The advantages of off-policy methods:
- Learning about an optimal policy while executing an exploratory policy.
- Learning from demonstration.
- Learn multiple tasks in parallel.
The objective function is $ J_{\gamma}(\mu) = \sum_{s \in S} d^{b}(s)V^{\pi_{u},\gamma}(s) $
where $d^{b}(s)$ is the limiting distribution of states under $b$ and $P(s_t = s | s_0, b)$ is the probability that $s_t = s$ when starting in $s_0$ and executing $b$. In the off-policy settings, data is obtained according to this behavior distribution $b$.
In this paper, we consider the version of off-PAC that update its critic weights by the # Gradient Temporal-Difference.

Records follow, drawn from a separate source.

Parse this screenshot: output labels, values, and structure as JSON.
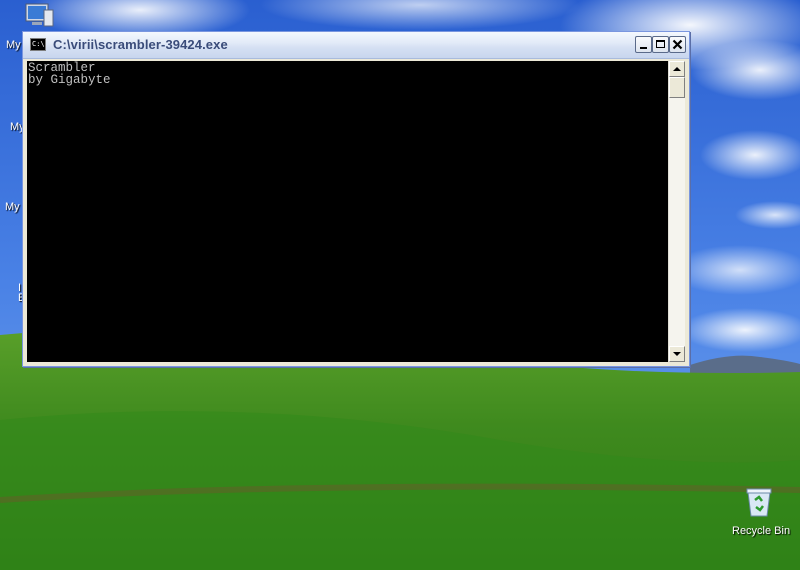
{
  "desktop": {
    "icons": [
      {
        "name": "my-computer",
        "label": "My"
      },
      {
        "name": "my-documents",
        "label": "My"
      },
      {
        "name": "my-network",
        "label": "My"
      },
      {
        "name": "internet-explorer",
        "label": "I\nE"
      },
      {
        "name": "recycle-bin",
        "label": "Recycle Bin"
      }
    ]
  },
  "window": {
    "title": "C:\\virii\\scrambler-39424.exe",
    "icon_text": "C:\\",
    "console_lines": "Scrambler\nby Gigabyte"
  },
  "colors": {
    "console_bg": "#000000",
    "console_fg": "#c0c0c0"
  }
}
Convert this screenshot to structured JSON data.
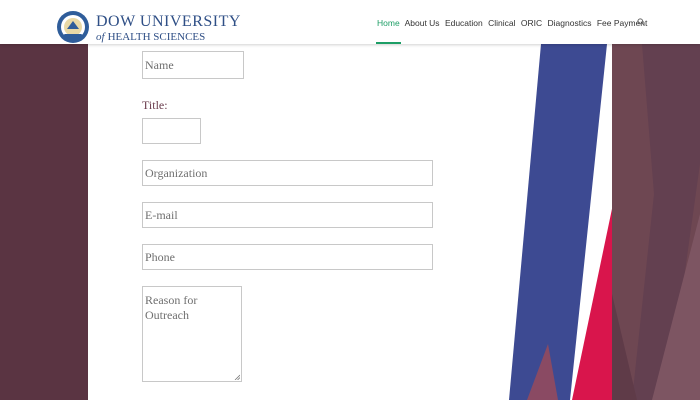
{
  "header": {
    "logo": {
      "line1": "DOW UNIVERSITY",
      "line2_prefix": "of",
      "line2": "HEALTH SCIENCES"
    },
    "nav": [
      "Home",
      "About Us",
      "Education",
      "Clinical",
      "ORIC",
      "Diagnostics",
      "Fee Payment"
    ],
    "active_nav": "Home",
    "search_icon": "search-icon"
  },
  "form": {
    "name_placeholder": "Name",
    "title_label": "Title:",
    "title_value": "",
    "organization_placeholder": "Organization",
    "email_placeholder": "E-mail",
    "phone_placeholder": "Phone",
    "reason_placeholder": "Reason for Outreach"
  },
  "colors": {
    "background_maroon": "#5a3442",
    "accent_green": "#1d9e66",
    "deco_blue": "#3d4a92",
    "deco_red": "#d9154c",
    "logo_blue": "#2f4f86"
  }
}
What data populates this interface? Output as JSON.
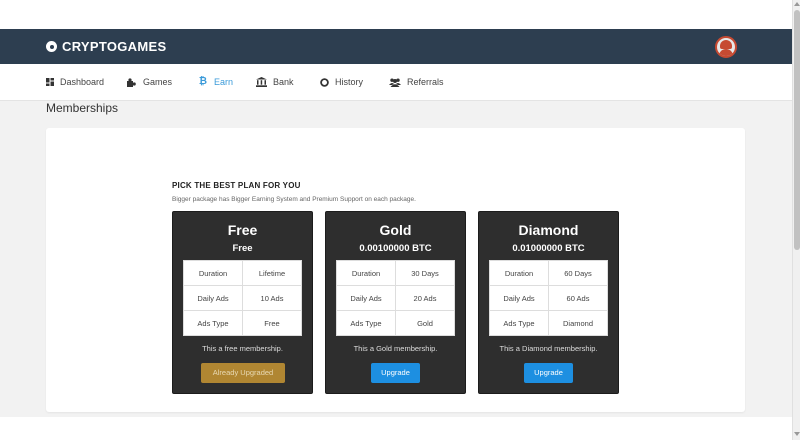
{
  "header": {
    "brand": "CRYPTOGAMES"
  },
  "nav": {
    "items": [
      {
        "label": "Dashboard",
        "icon": "dashboard-icon"
      },
      {
        "label": "Games",
        "icon": "puzzle-icon"
      },
      {
        "label": "Earn",
        "icon": "bitcoin-icon",
        "active": true
      },
      {
        "label": "Bank",
        "icon": "bank-icon"
      },
      {
        "label": "History",
        "icon": "history-icon"
      },
      {
        "label": "Referrals",
        "icon": "users-icon"
      }
    ]
  },
  "page": {
    "title": "Memberships"
  },
  "section": {
    "title": "PICK THE BEST PLAN FOR YOU",
    "subtitle": "Bigger package has Bigger Earning System and Premium Support on each package."
  },
  "plans": [
    {
      "name": "Free",
      "price": "Free",
      "rows": [
        [
          "Duration",
          "Lifetime"
        ],
        [
          "Daily Ads",
          "10 Ads"
        ],
        [
          "Ads Type",
          "Free"
        ]
      ],
      "description": "This a free membership.",
      "button": "Already Upgraded"
    },
    {
      "name": "Gold",
      "price": "0.00100000 BTC",
      "rows": [
        [
          "Duration",
          "30 Days"
        ],
        [
          "Daily Ads",
          "20 Ads"
        ],
        [
          "Ads Type",
          "Gold"
        ]
      ],
      "description": "This a Gold membership.",
      "button": "Upgrade"
    },
    {
      "name": "Diamond",
      "price": "0.01000000 BTC",
      "rows": [
        [
          "Duration",
          "60 Days"
        ],
        [
          "Daily Ads",
          "60 Ads"
        ],
        [
          "Ads Type",
          "Diamond"
        ]
      ],
      "description": "This a Diamond membership.",
      "button": "Upgrade"
    }
  ],
  "colors": {
    "header_bg": "#2d3e50",
    "accent": "#3a9ad9",
    "upgrade_button": "#1d8fe1",
    "upgraded_button": "#b08632",
    "card_bg": "#2e2e2e"
  }
}
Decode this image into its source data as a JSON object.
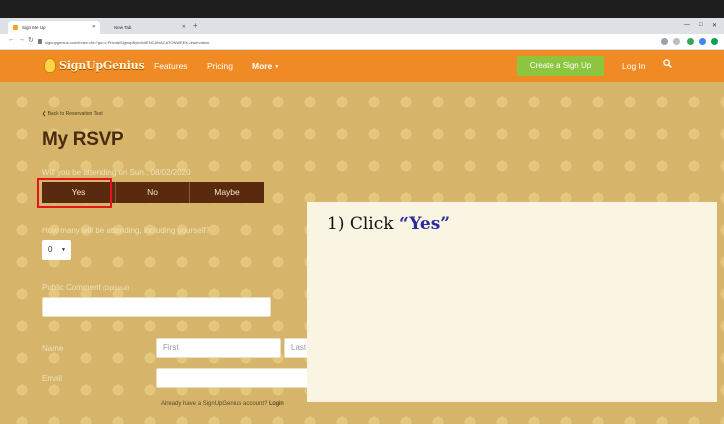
{
  "browser": {
    "tabs": [
      {
        "label": "Sign Me Up",
        "active": true
      },
      {
        "label": "New Tab",
        "active": false
      }
    ],
    "new_tab_glyph": "+",
    "url": "signupgenius.com/index.cfm?go=c.PrivateSignupByInfo#ENCANACATONWEEK-reservation",
    "window_controls": [
      "—",
      "□",
      "✕"
    ]
  },
  "header": {
    "logo_text": "SignUpGenius",
    "nav": [
      "Features",
      "Pricing",
      "More"
    ],
    "create_button": "Create a Sign Up",
    "login_link": "Log In",
    "colors": {
      "header": "#f08a24",
      "create": "#8cc63f"
    }
  },
  "form": {
    "back_link": "Back to Reservation Test",
    "title": "My RSVP",
    "attending_question": "Will you be attending on Sun., 08/02/2020",
    "rsvp_options": [
      "Yes",
      "No",
      "Maybe"
    ],
    "count_question": "How many will be attending, including yourself?",
    "count_value": "0",
    "comment_label": "Public Comment",
    "comment_optional": "(Optional)",
    "name_label": "Name",
    "first_placeholder": "First",
    "last_placeholder": "Last",
    "email_label": "Email",
    "account_prompt": "Already have a SignUpGenius account?",
    "login_link": "Login"
  },
  "instruction": {
    "prefix": "1) Click ",
    "emphasis": "“Yes”"
  }
}
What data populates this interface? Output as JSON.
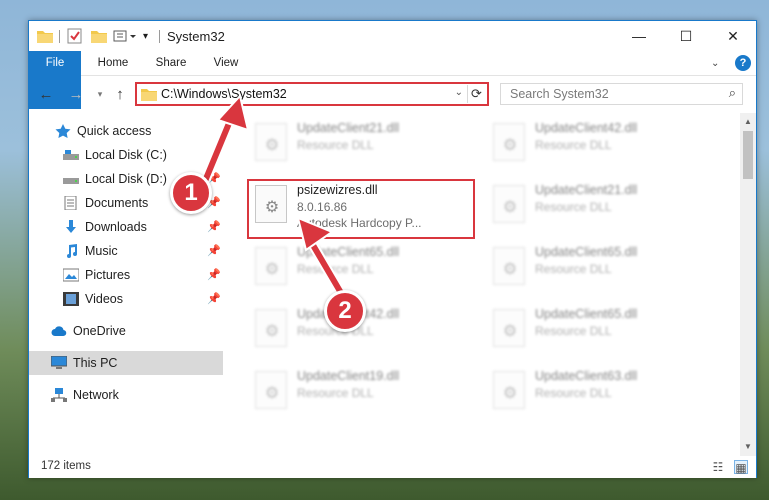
{
  "window": {
    "title": "System32",
    "controls": {
      "minimize": "—",
      "maximize": "☐",
      "close": "✕"
    }
  },
  "ribbon": {
    "tabs": [
      "File",
      "Home",
      "Share",
      "View"
    ],
    "help": "?"
  },
  "nav": {
    "address": "C:\\Windows\\System32",
    "search_placeholder": "Search System32"
  },
  "sidebar": {
    "items": [
      {
        "label": "Quick access",
        "icon": "star-icon",
        "pinned": false
      },
      {
        "label": "Local Disk (C:)",
        "icon": "drive-icon",
        "pinned": false
      },
      {
        "label": "Local Disk (D:)",
        "icon": "drive-icon",
        "pinned": true
      },
      {
        "label": "Documents",
        "icon": "documents-icon",
        "pinned": true
      },
      {
        "label": "Downloads",
        "icon": "download-icon",
        "pinned": true
      },
      {
        "label": "Music",
        "icon": "music-icon",
        "pinned": true
      },
      {
        "label": "Pictures",
        "icon": "pictures-icon",
        "pinned": true
      },
      {
        "label": "Videos",
        "icon": "videos-icon",
        "pinned": true
      },
      {
        "label": "OneDrive",
        "icon": "cloud-icon",
        "pinned": false
      },
      {
        "label": "This PC",
        "icon": "pc-icon",
        "pinned": false,
        "selected": true
      },
      {
        "label": "Network",
        "icon": "network-icon",
        "pinned": false
      }
    ]
  },
  "files": {
    "highlighted": {
      "name": "psizewizres.dll",
      "version": "8.0.16.86",
      "description": "Autodesk Hardcopy P..."
    },
    "left_column": [
      {
        "name": "UpdateClient21.dll",
        "type": "Resource DLL"
      },
      {
        "name": "UpdateClient65.dll",
        "type": "Resource DLL"
      },
      {
        "name": "UpdateClient42.dll",
        "type": "Resource DLL"
      },
      {
        "name": "UpdateClient19.dll",
        "type": "Resource DLL"
      }
    ],
    "right_column": [
      {
        "name": "UpdateClient42.dll",
        "type": "Resource DLL"
      },
      {
        "name": "UpdateClient21.dll",
        "type": "Resource DLL"
      },
      {
        "name": "UpdateClient65.dll",
        "type": "Resource DLL"
      },
      {
        "name": "UpdateClient65.dll",
        "type": "Resource DLL"
      },
      {
        "name": "UpdateClient63.dll",
        "type": "Resource DLL"
      }
    ]
  },
  "status": {
    "item_count": "172 items"
  },
  "callouts": {
    "step1": "1",
    "step2": "2"
  },
  "colors": {
    "accent": "#1979ca",
    "highlight": "#d9363e"
  }
}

Off-PAC policy gradient estimation
\begin{aligned}
&\nabla_{u} J_{\gamma}(u) \\
&= \nabla_{u} \left[ \sum_{s\in S} d^{b}(s) \sum_{a\in A} \pi(a|s) Q^{\pi,\gamma}(s,a) \right] \\
&= \sum_{s\in S}d^{b}(s) \sum_{a\in A} \left[ \nabla_{u}\pi(a|s)Q^{\pi,\gamma}(s,a) + \pi(a|s)\nabla_{u}Q^{\pi,\gamma}(s,a) \right] \\
&\approx \sum_{s\in S}d^{b}(s) \sum_{a\in A} \nabla_{u}\pi(a|s)Q^{\pi,\gamma}(s,a) \\
&= \mathbb{E}_{s\sim d^{b}} \sum_{a\in A} \nabla_{u}\pi(a|s)Q^{\pi,\gamma}(s,a) \\
&= \mathbb{E}_{s\sim d^{b}} \sum_{a\in A} b(a|s) \frac{\pi(a|s)}{b(a|s)}\frac{\nabla_{u}\pi(a|s)}{\pi(a|s)}Q^{\pi,\gamma}(s,a) \\
&= \mathbb{E}_{s\sim d^{b},a\sim b} \frac{\pi(a|s)}{b(a|s)}\frac{\nabla_{u}\pi(a|s)}{\pi(a|s)}Q^{\pi,\gamma}(s,a) \\
&= \mathbb{E}_{b} \frac{\pi(a|s)}{b(a|s)}\frac{\nabla_{u}\pi(a|s)}{\pi(a|s)}Q^{\pi,\gamma}(s,a) \\
&= \mathbb{E}_{b} \frac{\pi(a|s)}{b(a|s)}\nabla_{u}\log\pi(a|s)Q^{\pi,\gamma}(s,a) \\
\end{aligned}
The derivation above use # Importance Sampling.